The Dolphins look at Long and see a former four time Pro Bowler, who is not playing up to that level anymore, and has ended the last two seasons on injured reserve due to arm injuries that required surgery. The team also sees Long's history of injuries with his knees, back, and shoulder. All of that means the team does not want to pay him in the elite tackle levels.
However, Long's camp still sees him as a player who missed the Pro Bowl for the first time in his career this year, and can point to his injured reserve stint as to why he was not selected. Prior to his season ending injury, Long was leading the league in fan voting for the position. Long has been compared to Cleveland Browns tackle Joe Thomas throughout his career, with the debate over which one of the two was the best tackle in the game. Thomas signed a contract extension with the Browns in August 2011, giving him $84-million over seven years, with $44 million guaranteed.

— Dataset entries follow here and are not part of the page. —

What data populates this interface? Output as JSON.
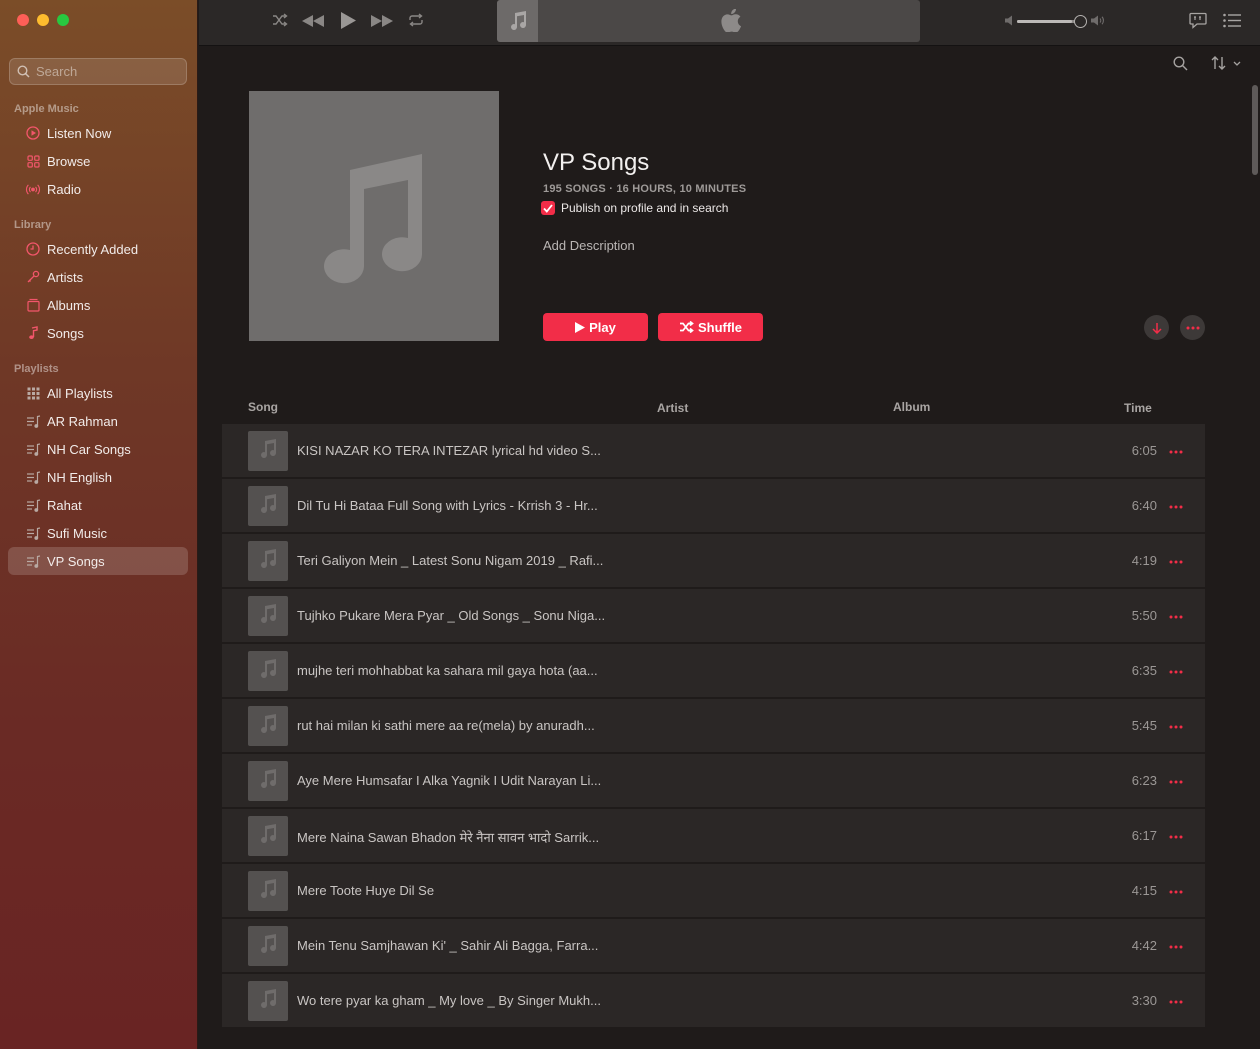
{
  "sidebar": {
    "search_placeholder": "Search",
    "sections": {
      "apple_music": "Apple Music",
      "library": "Library",
      "playlists": "Playlists"
    },
    "apple_music_items": [
      {
        "label": "Listen Now",
        "icon": "play-circle-icon"
      },
      {
        "label": "Browse",
        "icon": "grid-icon"
      },
      {
        "label": "Radio",
        "icon": "radio-icon"
      }
    ],
    "library_items": [
      {
        "label": "Recently Added",
        "icon": "clock-icon"
      },
      {
        "label": "Artists",
        "icon": "microphone-icon"
      },
      {
        "label": "Albums",
        "icon": "album-icon"
      },
      {
        "label": "Songs",
        "icon": "note-icon"
      }
    ],
    "playlist_items": [
      {
        "label": "All Playlists",
        "icon": "grid-dots-icon"
      },
      {
        "label": "AR Rahman",
        "icon": "playlist-icon"
      },
      {
        "label": "NH Car Songs",
        "icon": "playlist-icon"
      },
      {
        "label": "NH English",
        "icon": "playlist-icon"
      },
      {
        "label": "Rahat",
        "icon": "playlist-icon"
      },
      {
        "label": "Sufi Music",
        "icon": "playlist-icon"
      },
      {
        "label": "VP Songs",
        "icon": "playlist-icon",
        "selected": true
      }
    ]
  },
  "playlist": {
    "title": "VP Songs",
    "meta": "195 SONGS · 16 HOURS, 10 MINUTES",
    "publish_label": "Publish on profile and in search",
    "publish_checked": true,
    "add_description": "Add Description",
    "play_label": "Play",
    "shuffle_label": "Shuffle"
  },
  "columns": {
    "song": "Song",
    "artist": "Artist",
    "album": "Album",
    "time": "Time"
  },
  "songs": [
    {
      "title": "KISI NAZAR KO TERA INTEZAR lyrical hd video  S...",
      "time": "6:05"
    },
    {
      "title": "Dil Tu Hi Bataa Full Song with Lyrics - Krrish 3 - Hr...",
      "time": "6:40"
    },
    {
      "title": "Teri Galiyon Mein _ Latest Sonu Nigam 2019 _ Rafi...",
      "time": "4:19"
    },
    {
      "title": "Tujhko Pukare Mera Pyar _ Old Songs _ Sonu Niga...",
      "time": "5:50"
    },
    {
      "title": "mujhe teri mohhabbat ka sahara mil gaya hota (aa...",
      "time": "6:35"
    },
    {
      "title": "rut hai milan ki sathi mere aa re(mela) by anuradh...",
      "time": "5:45"
    },
    {
      "title": "Aye Mere Humsafar I Alka Yagnik I Udit Narayan Li...",
      "time": "6:23"
    },
    {
      "title": "Mere Naina Sawan Bhadon  मेरे नैना सावन भादो  Sarrik...",
      "time": "6:17"
    },
    {
      "title": "Mere Toote Huye Dil Se",
      "time": "4:15"
    },
    {
      "title": "Mein Tenu Samjhawan Ki' _ Sahir Ali Bagga, Farra...",
      "time": "4:42"
    },
    {
      "title": "Wo tere pyar ka gham _ My love _ By Singer Mukh...",
      "time": "3:30"
    }
  ],
  "colors": {
    "accent": "#f22d48",
    "sidebar_top": "#7b4d28",
    "sidebar_bottom": "#692423",
    "main_bg": "#1f1b1a",
    "row_bg": "#2b2726"
  },
  "volume_level": 0.85
}
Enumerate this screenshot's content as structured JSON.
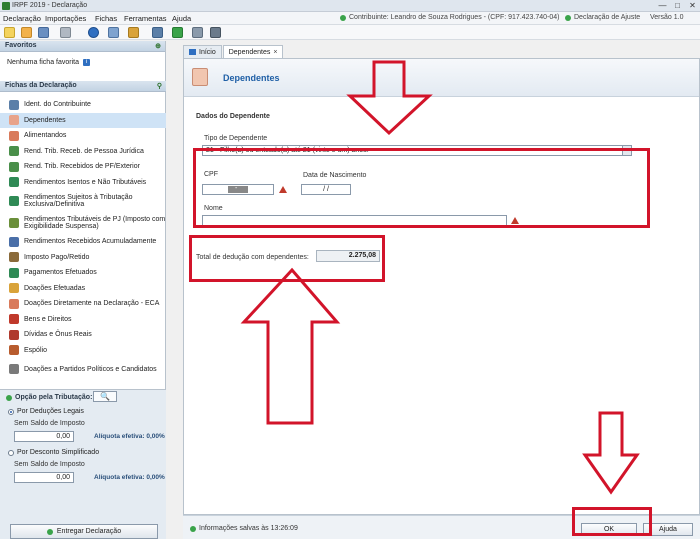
{
  "window": {
    "title": "IRPF 2019 - Declaração",
    "controls": [
      "—",
      "□",
      "✕"
    ]
  },
  "menubar": {
    "items": [
      "Declaração",
      "Importações",
      "Fichas",
      "Ferramentas",
      "Ajuda"
    ],
    "contribuinte": "Contribuinte: Leandro de Souza Rodrigues - (CPF: 917.423.740-04)",
    "tipo_declaracao": "Declaração de Ajuste",
    "versao": "Versão 1.0"
  },
  "left": {
    "favoritos_header": "Favoritos",
    "favoritos_text": "Nenhuma ficha favorita",
    "fichas_header": "Fichas da Declaração",
    "fichas": [
      {
        "label": "Ident. do Contribuinte",
        "color": "#5b7fa8"
      },
      {
        "label": "Dependentes",
        "color": "#e8a38a"
      },
      {
        "label": "Alimentandos",
        "color": "#d97a5b"
      },
      {
        "label": "Rend. Trib. Receb. de Pessoa Jurídica",
        "color": "#4a8f4a"
      },
      {
        "label": "Rend. Trib. Recebidos de PF/Exterior",
        "color": "#4a8f4a"
      },
      {
        "label": "Rendimentos Isentos e Não Tributáveis",
        "color": "#2f8a55"
      },
      {
        "label": "Rendimentos Sujeitos à Tributação Exclusiva/Definitiva",
        "color": "#2f8a55"
      },
      {
        "label": "Rendimentos Tributáveis de PJ (Imposto com Exigibilidade Suspensa)",
        "color": "#6a8f3a"
      },
      {
        "label": "Rendimentos Recebidos Acumuladamente",
        "color": "#4a6fa8"
      },
      {
        "label": "Imposto Pago/Retido",
        "color": "#8a6a3a"
      },
      {
        "label": "Pagamentos Efetuados",
        "color": "#2f8a55"
      },
      {
        "label": "Doações Efetuadas",
        "color": "#d9a33a"
      },
      {
        "label": "Doações Diretamente na Declaração - ECA",
        "color": "#d97a5b"
      },
      {
        "label": "Bens e Direitos",
        "color": "#c0392b"
      },
      {
        "label": "Dívidas e Ônus Reais",
        "color": "#b03a2e"
      },
      {
        "label": "Espólio",
        "color": "#b85c2e"
      },
      {
        "label": "Doações a Partidos Políticos e Candidatos",
        "color": "#7a7a7a"
      }
    ],
    "opcao": {
      "label": "Opção pela Tributação:",
      "search_symbol": "🔍",
      "deducoes_label": "Por Deduções Legais",
      "deducoes_saldo_label": "Sem Saldo de Imposto",
      "deducoes_valor": "0,00",
      "deducoes_aliquota": "Alíquota efetiva: 0,00%",
      "simplificado_label": "Por Desconto Simplificado",
      "simplificado_saldo_label": "Sem Saldo de Imposto",
      "simplificado_valor": "0,00",
      "simplificado_aliquota": "Alíquota efetiva: 0,00%",
      "entregar_label": "Entregar Declaração"
    }
  },
  "tabs": [
    {
      "label": "Início",
      "active": false
    },
    {
      "label": "Dependentes",
      "active": true,
      "close": "×"
    }
  ],
  "page": {
    "title": "Dependentes",
    "dados_title": "Dados do Dependente",
    "tipo_label": "Tipo de Dependente",
    "tipo_value": "21 - Filho(a) ou enteado(a) até 21 (vinte e um) anos.",
    "cpf_label": "CPF",
    "cpf_mask": "-",
    "nascimento_label": "Data de Nascimento",
    "nascimento_value": "/ /",
    "nome_label": "Nome",
    "total_label": "Total de dedução com dependentes:",
    "total_value": "2.275,08"
  },
  "status": {
    "text": "Informações salvas às 13:26:09",
    "ok_label": "OK",
    "ajuda_label": "Ajuda"
  },
  "colors": {
    "highlight": "#d2142a",
    "accent": "#1f5fa6"
  }
}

It appears that the Dolphins and Long may be far apart in what they are considering "fair value" for the tackle to return to Miami next year. According to the Miami Herald's Barry Jackson, the Dolphins are starting to get pessimistic about working out a deal with Long. The Dolphins offered Long a contract extension during the season, according to various reports, but Long rejected the offer, which he reportedly felt was a "lowball" offer. According to Jackson's sources, Long is looking for a deal in the $10 million per year.
Of course, that could be a high end request from Long's camp, countering the low offer from the Dolphins, before the two teams finally come to an agreement somewhere in between. The Dolphins could also offer Long the $10 million in incentives rather than a base salary.
Miami could also allow Long to hit the market, setting his price range before offering him a comparable deal. The team did something similar with defensive tackle Paul Soliai last year. Soliai was scheduled to meet with the Denver Broncos before Miami came back with an offer that both sides found acceptable. Soliai had been the Dolphins' franchise player in 2011, paying him $12.5 million that year. He signed a two year deal last March for $6 million per year.
The Dolphins could be willing to let Long go completely, if his asking price does not come down. The team drafted Jonathan Martin in the second round of last year's draft. The rookie started the season as the team's right tackle before the injury to Long forced Martin back to his Stanford position of left tackle. If the Dolphins feel Martin could be an effective left tackle with an entire offseason to prepare, or they feel like they could find a replacement in free agency or the draft, the team could let Long walk away. Martin's average salary over the four years of his rookie contract, which runs through 2015, is $1.9 million. Long made $11.2 million in 2012.